L’un des meilleurs groupes belges de rock indé de la dernière décennie nous faisait hier soir ses adieux, mais il ne fait aucun doute que la flamme qui brûlait dans le cœur des fans de BRNS hier soir au Supersonic ne n’éteindra pas de sitôt.
BRNS a toujours fait les choses bien (si on exclut le fait qu’il n’ait jamais réussi à faire comprendre au monde entier que l’on prononçait « brains »). Quatre albums qui ne se ressemblent pas mais sonnent tous aussi bien, du premier et magistral Wounded au dernier, moins plébiscité mais d’autant plus téméraire Celluloïd Swamp. BRNS a eu cette formidable capacité à produire des titres à la fois aventureux et accessibles, tortueux et limpides, grinçants et harmonieux. Il a toujours conservé durant onze ans, la même identité, déclinée en différents projets singuliers dont on ne se lasse jamais, qui tournent en boucle et continueront de le faire des années durant.
Pas de point noir ou de phase décadente à déplorer chez BRNS donc, et il n’y en aura jamais, car l’aventure du quatuor belge s’arrête aujourd’hui. C’est le bon moment, sans doute, pour figer dans le temps et les esprits une musique intelligente, viscérale et touchante, que l’on se sent privilégié d’avoir partagée. Malgré tout, c’est avec un certain pincement au cœur que l’on s’est rendu hier soir au Supersonic pour faire nos adieux à une formation qui aura décidément tout compris au métier d’artiste.
Avant de communier une dernière fois avec BRNS, Gavagaii s’empare de la scène du Supersonic avec son rock grunge et dévoyé. Le chanteur a l’attitude d’un Sebastian Murphy (Viagra Boys), et sa voix à la fois nonchalante et nasillarde se marie plutôt bien avec l’énergie sulfureuse des musiciens. Sur une guitare trépidante et agressive, il surfe entre spoken words et cris gutturaux, s’époumone en chantant sur les achats compulsifs, le tout sur des nappes grinçantes et fuzzy que soutiennent de lourdes lignes de basse (jouées par une bassiste dont le visage rappelle d’ailleurs quelque chose à certains).

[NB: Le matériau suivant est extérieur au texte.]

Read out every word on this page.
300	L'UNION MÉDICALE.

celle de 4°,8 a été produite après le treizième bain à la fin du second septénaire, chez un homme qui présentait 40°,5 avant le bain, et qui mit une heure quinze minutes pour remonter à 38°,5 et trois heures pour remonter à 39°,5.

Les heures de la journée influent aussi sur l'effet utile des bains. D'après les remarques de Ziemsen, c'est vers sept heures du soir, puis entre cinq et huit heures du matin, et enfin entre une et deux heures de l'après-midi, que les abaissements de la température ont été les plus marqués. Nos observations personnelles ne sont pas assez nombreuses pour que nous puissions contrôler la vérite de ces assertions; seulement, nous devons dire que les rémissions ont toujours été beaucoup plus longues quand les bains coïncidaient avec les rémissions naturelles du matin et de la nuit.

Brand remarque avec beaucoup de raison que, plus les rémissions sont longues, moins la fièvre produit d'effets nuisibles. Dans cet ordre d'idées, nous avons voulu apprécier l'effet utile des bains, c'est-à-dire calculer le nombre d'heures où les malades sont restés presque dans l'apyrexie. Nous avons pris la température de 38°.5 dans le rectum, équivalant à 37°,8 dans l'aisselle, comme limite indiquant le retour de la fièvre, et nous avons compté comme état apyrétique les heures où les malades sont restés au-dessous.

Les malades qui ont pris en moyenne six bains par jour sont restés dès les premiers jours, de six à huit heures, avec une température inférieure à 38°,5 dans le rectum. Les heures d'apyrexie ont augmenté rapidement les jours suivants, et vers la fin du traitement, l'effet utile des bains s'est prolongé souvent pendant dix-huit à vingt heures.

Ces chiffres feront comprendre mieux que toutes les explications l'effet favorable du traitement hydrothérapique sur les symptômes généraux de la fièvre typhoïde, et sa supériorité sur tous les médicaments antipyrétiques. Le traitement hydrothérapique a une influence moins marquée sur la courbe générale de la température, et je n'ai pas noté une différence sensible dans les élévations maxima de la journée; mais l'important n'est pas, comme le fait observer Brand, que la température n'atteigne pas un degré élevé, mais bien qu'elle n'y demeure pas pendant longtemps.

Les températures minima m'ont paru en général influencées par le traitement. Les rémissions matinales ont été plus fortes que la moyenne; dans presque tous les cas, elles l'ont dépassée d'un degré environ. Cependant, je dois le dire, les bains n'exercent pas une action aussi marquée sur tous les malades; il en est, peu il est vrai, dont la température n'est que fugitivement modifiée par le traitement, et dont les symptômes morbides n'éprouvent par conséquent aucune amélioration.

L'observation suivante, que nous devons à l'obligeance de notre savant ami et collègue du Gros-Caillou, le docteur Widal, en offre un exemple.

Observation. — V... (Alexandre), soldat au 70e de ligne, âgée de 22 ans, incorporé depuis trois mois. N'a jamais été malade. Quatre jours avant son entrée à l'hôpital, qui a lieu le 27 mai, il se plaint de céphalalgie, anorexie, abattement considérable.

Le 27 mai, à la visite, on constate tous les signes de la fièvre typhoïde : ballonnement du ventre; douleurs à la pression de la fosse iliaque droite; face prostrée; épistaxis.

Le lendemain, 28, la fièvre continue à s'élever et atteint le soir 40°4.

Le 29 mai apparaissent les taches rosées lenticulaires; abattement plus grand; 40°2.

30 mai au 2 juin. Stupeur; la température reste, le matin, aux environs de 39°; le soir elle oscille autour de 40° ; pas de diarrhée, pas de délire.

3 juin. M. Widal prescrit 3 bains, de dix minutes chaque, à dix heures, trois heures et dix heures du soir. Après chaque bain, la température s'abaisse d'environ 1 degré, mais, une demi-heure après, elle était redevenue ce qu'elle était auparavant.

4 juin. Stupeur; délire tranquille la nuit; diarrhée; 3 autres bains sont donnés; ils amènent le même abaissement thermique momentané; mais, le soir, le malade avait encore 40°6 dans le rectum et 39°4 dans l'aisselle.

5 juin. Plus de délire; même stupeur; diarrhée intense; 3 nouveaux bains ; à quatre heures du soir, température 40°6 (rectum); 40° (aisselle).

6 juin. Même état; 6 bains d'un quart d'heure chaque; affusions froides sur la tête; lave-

Très dense et survolté, le set de Gavagaii se perd dans un maelstrom dont on ne sait pas trop s’il est improvisé ou calculé, mais qui ne manque pas de révéler une certaine maîtrise de la part du groupe quand il s’agit de monter en saturation et achever le tout en une dernière incursion épique.

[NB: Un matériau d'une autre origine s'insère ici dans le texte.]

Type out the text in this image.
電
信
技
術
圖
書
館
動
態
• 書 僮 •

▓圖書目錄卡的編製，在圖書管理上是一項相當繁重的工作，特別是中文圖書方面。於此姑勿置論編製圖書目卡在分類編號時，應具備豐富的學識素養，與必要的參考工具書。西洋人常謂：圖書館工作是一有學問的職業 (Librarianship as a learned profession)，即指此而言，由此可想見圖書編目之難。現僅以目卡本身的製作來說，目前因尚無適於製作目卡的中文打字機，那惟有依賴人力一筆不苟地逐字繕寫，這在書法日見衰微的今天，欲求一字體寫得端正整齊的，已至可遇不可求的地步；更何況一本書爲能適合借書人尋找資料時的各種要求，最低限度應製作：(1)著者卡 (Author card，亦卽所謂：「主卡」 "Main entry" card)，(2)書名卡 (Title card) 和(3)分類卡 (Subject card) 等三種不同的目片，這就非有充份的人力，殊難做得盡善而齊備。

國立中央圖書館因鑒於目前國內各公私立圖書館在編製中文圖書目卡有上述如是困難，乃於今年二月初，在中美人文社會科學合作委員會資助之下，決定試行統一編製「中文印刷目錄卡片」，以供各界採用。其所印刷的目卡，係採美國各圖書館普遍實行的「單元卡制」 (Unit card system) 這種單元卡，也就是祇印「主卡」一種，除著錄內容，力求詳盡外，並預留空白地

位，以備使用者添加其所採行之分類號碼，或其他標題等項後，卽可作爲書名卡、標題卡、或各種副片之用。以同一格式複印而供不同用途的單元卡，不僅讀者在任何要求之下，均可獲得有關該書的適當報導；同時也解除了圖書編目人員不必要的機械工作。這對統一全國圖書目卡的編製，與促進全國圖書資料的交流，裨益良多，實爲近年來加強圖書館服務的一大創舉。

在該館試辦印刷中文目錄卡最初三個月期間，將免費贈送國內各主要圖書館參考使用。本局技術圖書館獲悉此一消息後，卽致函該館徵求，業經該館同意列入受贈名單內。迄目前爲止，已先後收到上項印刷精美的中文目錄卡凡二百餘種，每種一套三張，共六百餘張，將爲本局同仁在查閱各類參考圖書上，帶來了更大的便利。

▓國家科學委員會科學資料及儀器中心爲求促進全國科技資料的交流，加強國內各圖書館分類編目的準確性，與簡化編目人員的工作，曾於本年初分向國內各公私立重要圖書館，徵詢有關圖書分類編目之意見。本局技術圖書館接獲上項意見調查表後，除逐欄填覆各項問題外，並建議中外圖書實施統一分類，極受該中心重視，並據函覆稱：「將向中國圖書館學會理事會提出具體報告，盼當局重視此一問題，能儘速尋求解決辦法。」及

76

Entre les deux, c’est l’occasion d’imprimer une dernière fois le souvenir de la grosse caisse floquée de BRNS, se rappeler ces concerts où on l’a déjà vue, et voir l’ensemble des visages du public se fendre d’un large sourire lorsqu’enfin montent sur scène pour la dernière fois à Paris les quatre musiciens.
C’est avec Void que BRNS entame sa dernière danse. Crissements de cordes et tintements de cymbales nous cueillent, alors que chacun somme son voisin de se taire : c’est trop organique pour se permettre de troubler l’instant. BRNS, c’est aussi et surtout des introductions de morceaux toutes plus mémorables les unes que les autres. Alors, quand Tim entame les premières lignes de Here Dead He Lies, on sourit, bien sûr, et nos voix rejoignent celle du batteur qui manie son instrument et le chant avec une coordination qui n’aura eu de cesse de fasciner.
La musique de BRNS n’a décidément pas d’homologue, particulièrement sur les morceaux de leur dernier album qui rendent à merveille sur scène et témoignent d’un certain accomplissement de la part du groupe. Avec Celluloïd Swamp, ils ont bouclé la boucle, parcouru l’ensemble du potentiel dont ils disposaient en s’aventurant sur des voies plus audacieuses sans forcer le trait, et Suffer ou Money donnent à voir Diego, le guitariste, au meilleur de sa forme.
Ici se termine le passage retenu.